From the very first scenes, The Shining sets itself apart from many other horror film, shying away from dark, cramped hallways and quick cuts; instead giving audiences bright daytime scenes, large rooms, and slow tracking shots. It’s a very different kind of horror film, one that relies upon disorientation and strong character acting to build fear and tension rather than jump scares and half hidden monsters. It’s probably this that helps the film stand the test of time as a classic; the fact that there are no special effects that age badly, nor monster makeup that looks dated.
We don’t have monsters stalking our characters, but the hotel itself. Designed to disorient and bewilder, the Overlook Hotel is alive in its own way, playing with the minds of not just the characters but the audience too. The manager’s office is in the centre of the hotel, yet has a window looking outside; Dick Hollorann takes Wendy and Danny into a room on the left side of the hallway, yet when they exit it’s on the other side; corridors in the hotel appear to hold both rooms and elevators despite only being six feet deep. The very set design is wrong, it doesn’t work, and that adds to the sense of unease that runs throughout.

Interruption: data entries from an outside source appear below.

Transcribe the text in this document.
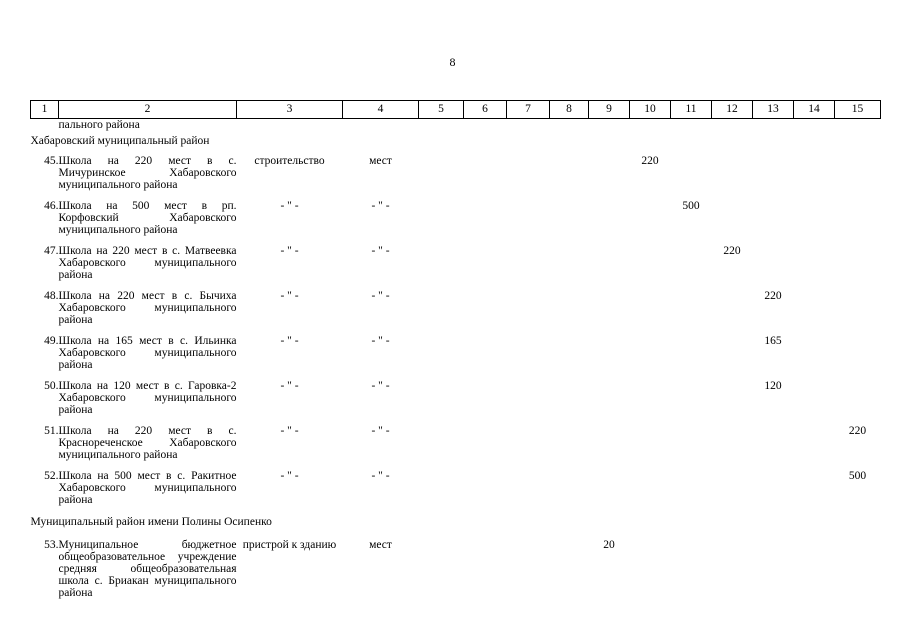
8
1	2	3	4	5	6	7	8	9	10	11	12	13	14	15
	пального района													
Хабаровский муниципальный район														
45.	Школа на 220 мест в с. Мичуринское Хабаровского муниципального района	строительство	мест						220					
46.	Школа на 500 мест в рп. Корфовский Хабаровского муниципального района	- " -	- " -							500				
47.	Школа на 220 мест в с. Матвеевка Хабаровского муниципального района	- " -	- " -								220			
48.	Школа на 220 мест в с. Бычиха Хабаровского муниципального района	- " -	- " -									220		
49.	Школа на 165 мест в с. Ильинка Хабаровского муниципального района	- " -	- " -									165		
50.	Школа на 120 мест в с. Гаровка-2 Хабаровского муниципального района	- " -	- " -									120		
51.	Школа на 220 мест в с. Краснореченское Хабаровского муниципального района	- " -	- " -											220
52.	Школа на 500 мест в с. Ракитное Хабаровского муниципального района	- " -	- " -											500
Муниципальный район имени Полины Осипенко														
53.	Муниципальное бюджетное общеобразовательное учреждение средняя общеобразовательная школа с. Бриакан муниципального района	пристрой к зданию	мест					20						
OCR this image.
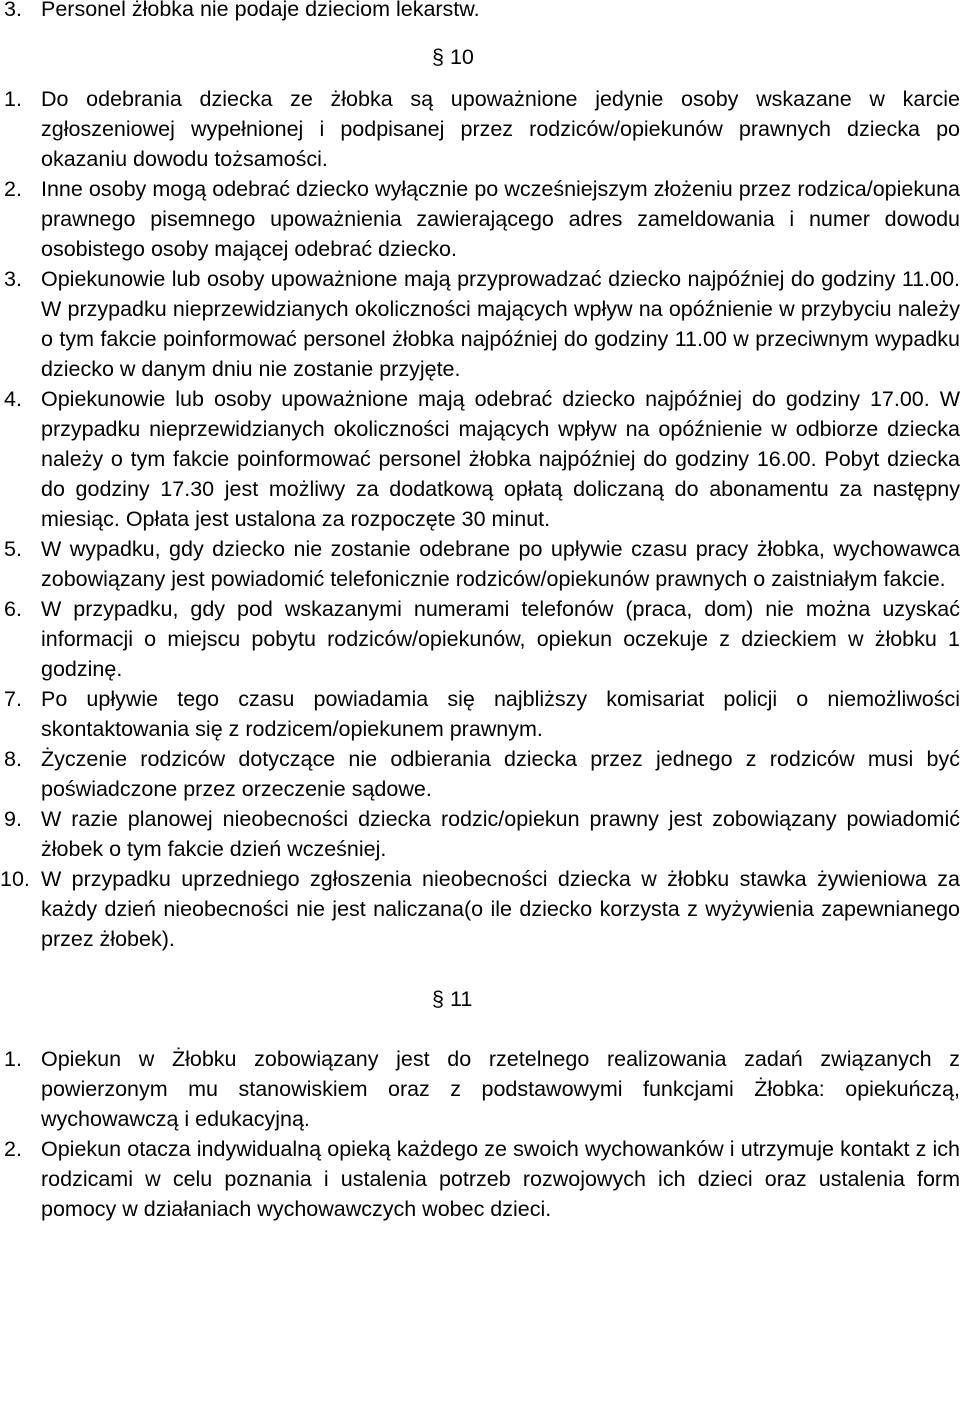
3. Personel żłobka nie podaje dzieciom lekarstw.
§ 10
1. Do odebrania dziecka ze żłobka są upoważnione jedynie osoby wskazane w karcie zgłoszeniowej wypełnionej i podpisanej przez rodziców/opiekunów prawnych dziecka po okazaniu dowodu tożsamości.
2. Inne osoby mogą odebrać dziecko wyłącznie po wcześniejszym złożeniu przez rodzica/opiekuna prawnego pisemnego upoważnienia zawierającego adres zameldowania i numer dowodu osobistego osoby mającej odebrać dziecko.
3. Opiekunowie lub osoby upoważnione mają przyprowadzać dziecko najpóźniej do godziny 11.00. W przypadku nieprzewidzianych okoliczności mających wpływ na opóźnienie w przybyciu należy o tym fakcie poinformować personel żłobka najpóźniej do godziny 11.00 w przeciwnym wypadku dziecko w danym dniu nie zostanie przyjęte.
4. Opiekunowie lub osoby upoważnione mają odebrać dziecko najpóźniej do godziny 17.00. W przypadku nieprzewidzianych okoliczności mających wpływ na opóźnienie w odbiorze dziecka należy o tym fakcie poinformować personel żłobka najpóźniej do godziny 16.00. Pobyt dziecka do godziny 17.30 jest możliwy za dodatkową opłatą doliczaną do abonamentu za następny miesiąc. Opłata jest ustalona za rozpoczęte 30 minut.
5. W wypadku, gdy dziecko nie zostanie odebrane po upływie czasu pracy żłobka, wychowawca zobowiązany jest powiadomić telefonicznie rodziców/opiekunów prawnych o zaistniałym fakcie.
6. W przypadku, gdy pod wskazanymi numerami telefonów (praca, dom) nie można uzyskać informacji o miejscu pobytu rodziców/opiekunów, opiekun oczekuje z dzieckiem w żłobku 1 godzinę.
7. Po upływie tego czasu powiadamia się najbliższy komisariat policji o niemożliwości skontaktowania się z rodzicem/opiekunem prawnym.
8. Życzenie rodziców dotyczące nie odbierania dziecka przez jednego z rodziców musi być poświadczone przez orzeczenie sądowe.
9. W razie planowej nieobecności dziecka rodzic/opiekun prawny jest zobowiązany powiadomić żłobek o tym fakcie dzień wcześniej.
10. W przypadku uprzedniego zgłoszenia nieobecności dziecka w żłobku stawka żywieniowa za każdy dzień nieobecności nie jest naliczana(o ile dziecko korzysta z wyżywienia zapewnianego przez żłobek).
§ 11
1. Opiekun w Żłobku zobowiązany jest do rzetelnego realizowania zadań związanych z powierzonym mu stanowiskiem oraz z podstawowymi funkcjami Żłobka: opiekuńczą, wychowawczą i edukacyjną.
2. Opiekun otacza indywidualną opieką każdego ze swoich wychowanków i utrzymuje kontakt z ich rodzicami w celu poznania i ustalenia potrzeb rozwojowych ich dzieci oraz ustalenia form pomocy w działaniach wychowawczych wobec dzieci.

These design choices, and the way that Kubrick shoots the film, mean that scenes that would normally be disturbing in themselves become the standard with an ever-present pervasive tension and fear. When the spirits of the hotel do actually manifest to terrorise the Torrance family, these moments become heightened. And it’s these moments that have gone on to become some of the most iconic in cinema, especially the scene in which Danny comes across the ghostly vision of the murdered Grady twins; which has been recreated and parodied to the point where even people who haven’t seen The Shining know where it’s from.
However, it’s not just the design and direction that deserve praising; the acting also sets the film above many other entries in the horror genre. With such a small main cast, so much focus is given over to the Torrance family, and both Jack Nicholson and Shelley Duvall give their all in their portrayal of a family being slowly destroyed by supernatural forces. Always convincing as ‘unhinged’, Nicholson is believable as a man haunted not just by the ghosts of the hotel, but those of his former addiction. In some ways the film could almost be a story of addiction, and the effect that it has on a person and their loved ones; fortunately, Jack isn’t the only character to experience the paranormal, so we don’t have to question if it’s all inside his head.
Duvall is often overlooked for her performance, with Nicholson receiving much of the praise. Whilst Nicholson is great as a man succumbing to madness, Duvall gives the stronger performance, literally screaming for her life in the final acts. Caught in the middle between a husband with a history of addiction and violence, and a son with a strange ability that they don’t understand, she is forced to contend with her world falling apart around her.
Despite being imitated in film and television countless times, The Shining continues to impress, not just as a horror story, but as a masterclass in how to make a film. Though not the most faithful adaptation of a Stephen King novel, it captures the feel of the book in such a way that it’s still one of the best.